TRIBUNE LIBRE - « Quand on parle allocations, écoutons la voix de ceux qui en dépendent peut-être plus que d’autres »

Courses / 25.10.2017

TRIBUNE LIBRE - « Quand on parle allocations, écoutons la voix de ceux qui en dépendent peut-être plus que d’autres »

 

Christopher Hogg est éleveur sans sol et propriétaire. Ce professeur affilié au département marketing d'HEC nous livre son analyse de la situation actuelle au galop en utilisant une théorie économique : les plate-formes.

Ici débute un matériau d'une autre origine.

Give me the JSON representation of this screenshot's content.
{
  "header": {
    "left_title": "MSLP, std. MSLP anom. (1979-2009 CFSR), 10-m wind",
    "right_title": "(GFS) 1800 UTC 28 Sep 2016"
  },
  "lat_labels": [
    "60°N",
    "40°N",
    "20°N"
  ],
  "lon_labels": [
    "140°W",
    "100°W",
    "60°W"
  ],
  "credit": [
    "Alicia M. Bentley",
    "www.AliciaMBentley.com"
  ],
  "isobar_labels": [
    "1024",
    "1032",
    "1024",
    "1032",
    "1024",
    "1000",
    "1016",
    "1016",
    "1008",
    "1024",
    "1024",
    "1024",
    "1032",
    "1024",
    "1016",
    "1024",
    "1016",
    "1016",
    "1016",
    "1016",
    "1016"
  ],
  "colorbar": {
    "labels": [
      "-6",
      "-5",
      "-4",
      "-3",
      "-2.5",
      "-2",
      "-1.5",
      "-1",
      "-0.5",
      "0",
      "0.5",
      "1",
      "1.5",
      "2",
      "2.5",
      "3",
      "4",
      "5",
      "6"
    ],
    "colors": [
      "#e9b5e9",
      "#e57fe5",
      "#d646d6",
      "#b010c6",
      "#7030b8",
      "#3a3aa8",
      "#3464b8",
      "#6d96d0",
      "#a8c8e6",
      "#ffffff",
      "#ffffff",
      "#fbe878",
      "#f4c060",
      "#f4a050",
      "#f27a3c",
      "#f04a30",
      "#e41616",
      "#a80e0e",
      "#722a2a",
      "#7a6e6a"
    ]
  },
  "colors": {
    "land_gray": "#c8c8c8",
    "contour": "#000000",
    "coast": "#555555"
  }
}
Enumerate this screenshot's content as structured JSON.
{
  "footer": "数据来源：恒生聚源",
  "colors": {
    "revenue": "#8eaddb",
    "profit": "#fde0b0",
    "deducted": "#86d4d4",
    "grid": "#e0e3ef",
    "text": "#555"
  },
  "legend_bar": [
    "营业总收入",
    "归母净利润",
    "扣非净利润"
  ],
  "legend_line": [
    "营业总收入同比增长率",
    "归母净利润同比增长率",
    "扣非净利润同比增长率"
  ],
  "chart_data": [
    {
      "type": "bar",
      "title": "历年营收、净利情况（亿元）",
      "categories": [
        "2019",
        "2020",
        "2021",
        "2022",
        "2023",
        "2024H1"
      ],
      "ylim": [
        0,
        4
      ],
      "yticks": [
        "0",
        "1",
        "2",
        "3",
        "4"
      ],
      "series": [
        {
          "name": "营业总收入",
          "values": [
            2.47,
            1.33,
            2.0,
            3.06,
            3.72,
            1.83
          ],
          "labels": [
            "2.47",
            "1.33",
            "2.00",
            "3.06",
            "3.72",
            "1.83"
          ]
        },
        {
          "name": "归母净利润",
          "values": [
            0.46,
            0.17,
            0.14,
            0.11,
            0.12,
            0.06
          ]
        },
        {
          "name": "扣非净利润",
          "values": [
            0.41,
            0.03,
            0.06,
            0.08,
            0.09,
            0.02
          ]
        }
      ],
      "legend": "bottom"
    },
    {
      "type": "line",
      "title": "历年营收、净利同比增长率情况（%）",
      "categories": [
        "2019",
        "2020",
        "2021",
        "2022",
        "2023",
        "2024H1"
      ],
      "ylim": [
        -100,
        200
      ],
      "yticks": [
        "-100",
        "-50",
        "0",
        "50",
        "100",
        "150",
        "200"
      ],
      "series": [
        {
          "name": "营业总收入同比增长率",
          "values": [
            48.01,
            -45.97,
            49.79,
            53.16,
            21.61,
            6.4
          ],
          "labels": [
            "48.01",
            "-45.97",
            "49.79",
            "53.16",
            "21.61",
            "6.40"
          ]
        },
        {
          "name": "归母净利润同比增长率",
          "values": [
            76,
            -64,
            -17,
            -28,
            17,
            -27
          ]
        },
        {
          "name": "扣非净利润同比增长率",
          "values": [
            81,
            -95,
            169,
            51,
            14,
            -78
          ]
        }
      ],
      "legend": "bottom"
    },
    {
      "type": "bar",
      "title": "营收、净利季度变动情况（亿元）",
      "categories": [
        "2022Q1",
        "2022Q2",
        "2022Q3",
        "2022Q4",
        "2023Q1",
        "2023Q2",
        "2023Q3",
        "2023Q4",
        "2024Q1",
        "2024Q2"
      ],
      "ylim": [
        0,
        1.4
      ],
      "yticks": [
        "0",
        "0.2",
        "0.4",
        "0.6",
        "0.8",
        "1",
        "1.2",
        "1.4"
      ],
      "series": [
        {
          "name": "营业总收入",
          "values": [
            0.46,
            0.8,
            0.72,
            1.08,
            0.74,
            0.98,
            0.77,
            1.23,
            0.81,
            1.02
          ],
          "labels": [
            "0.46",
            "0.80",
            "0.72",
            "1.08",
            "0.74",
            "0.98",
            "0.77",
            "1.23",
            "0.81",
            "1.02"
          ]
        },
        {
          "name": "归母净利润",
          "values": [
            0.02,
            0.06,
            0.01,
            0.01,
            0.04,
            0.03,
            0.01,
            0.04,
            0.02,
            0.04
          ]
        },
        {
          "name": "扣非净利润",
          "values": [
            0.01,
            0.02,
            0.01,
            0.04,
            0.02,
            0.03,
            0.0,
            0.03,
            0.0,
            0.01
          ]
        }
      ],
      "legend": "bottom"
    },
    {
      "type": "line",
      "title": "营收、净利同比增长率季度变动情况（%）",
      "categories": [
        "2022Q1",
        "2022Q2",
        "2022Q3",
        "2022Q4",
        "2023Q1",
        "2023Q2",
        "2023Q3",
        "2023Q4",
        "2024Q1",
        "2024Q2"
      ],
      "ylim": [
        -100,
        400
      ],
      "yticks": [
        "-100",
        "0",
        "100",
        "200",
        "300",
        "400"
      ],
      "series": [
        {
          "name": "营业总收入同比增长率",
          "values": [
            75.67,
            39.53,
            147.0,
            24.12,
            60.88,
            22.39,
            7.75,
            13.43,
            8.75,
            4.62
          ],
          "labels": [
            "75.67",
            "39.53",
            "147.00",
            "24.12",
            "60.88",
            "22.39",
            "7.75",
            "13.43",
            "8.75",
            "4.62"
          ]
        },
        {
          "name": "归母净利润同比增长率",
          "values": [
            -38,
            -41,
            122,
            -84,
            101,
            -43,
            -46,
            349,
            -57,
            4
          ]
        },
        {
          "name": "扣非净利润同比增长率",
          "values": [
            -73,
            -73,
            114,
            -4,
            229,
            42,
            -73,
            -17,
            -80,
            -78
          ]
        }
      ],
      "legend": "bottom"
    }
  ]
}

« Les plate-formes sont des intermédiaires qui rassemblent et favorisent les échanges. Le galop en est une. Les plate-formes dépendent économiquement de ce que nous appelons les effets de club. C’est un mécanisme très ancien qui existe quand la valeur d’un produit ou d’un service dépend de la qualité ou du nombre de ses clients. Plus votre clientèle est forte, en qualité et en quantité, et plus votre service est attractif. Ce fut la base de l’essor du télégraphe au XIXe siècle et le Graal de toutes les plate-formes digitales d’aujourd’hui et de demain (la Bourse, eBay et Amazon). Ces dernières essaient d’atteindre un nombre et une qualité suffisante de clients pour déclencher un effet d’avalanche : plus vous avez de clients, plus vous êtes attractifs, plus vous attirez de nouveaux clients, plus vous êtes attractifs et ainsi de suite. Pour recruter des clients, il faut bien sûr créer de la confiance. Dès lors, vous pouvez lever suffisamment de fonds pour espérer amorcer la pompe, en se focalisant en priorité sur deux types de clients : les ressources rares et les clients sensibles au prix. Sur une plate-forme, les ressources rares sont les clients qui attirent les autres. Ils sont essentiels pour le fonctionnement du club. C’est un phénomène bien connu des clubs exclusifs comme le Jockey Club (comme d’ailleurs les plate-formes digitales de rencontre). Encore faut-il qu’ils attirent effectivement les autres clients et ne se referment pas sur eux-mêmes.

Force est de constater que grâce à la remarquable efficacité d’entreprises comme Arqana et la force d’attraction de quelques grands entraîneurs français, ces ressources rares n’ont pas quitté le galop. Au contraire, on constate l’arrivée de nouveaux grands propriétaires dont bénéficie l’ensemble de la filière et dont nous dépendons tous, en particulier les éleveurs.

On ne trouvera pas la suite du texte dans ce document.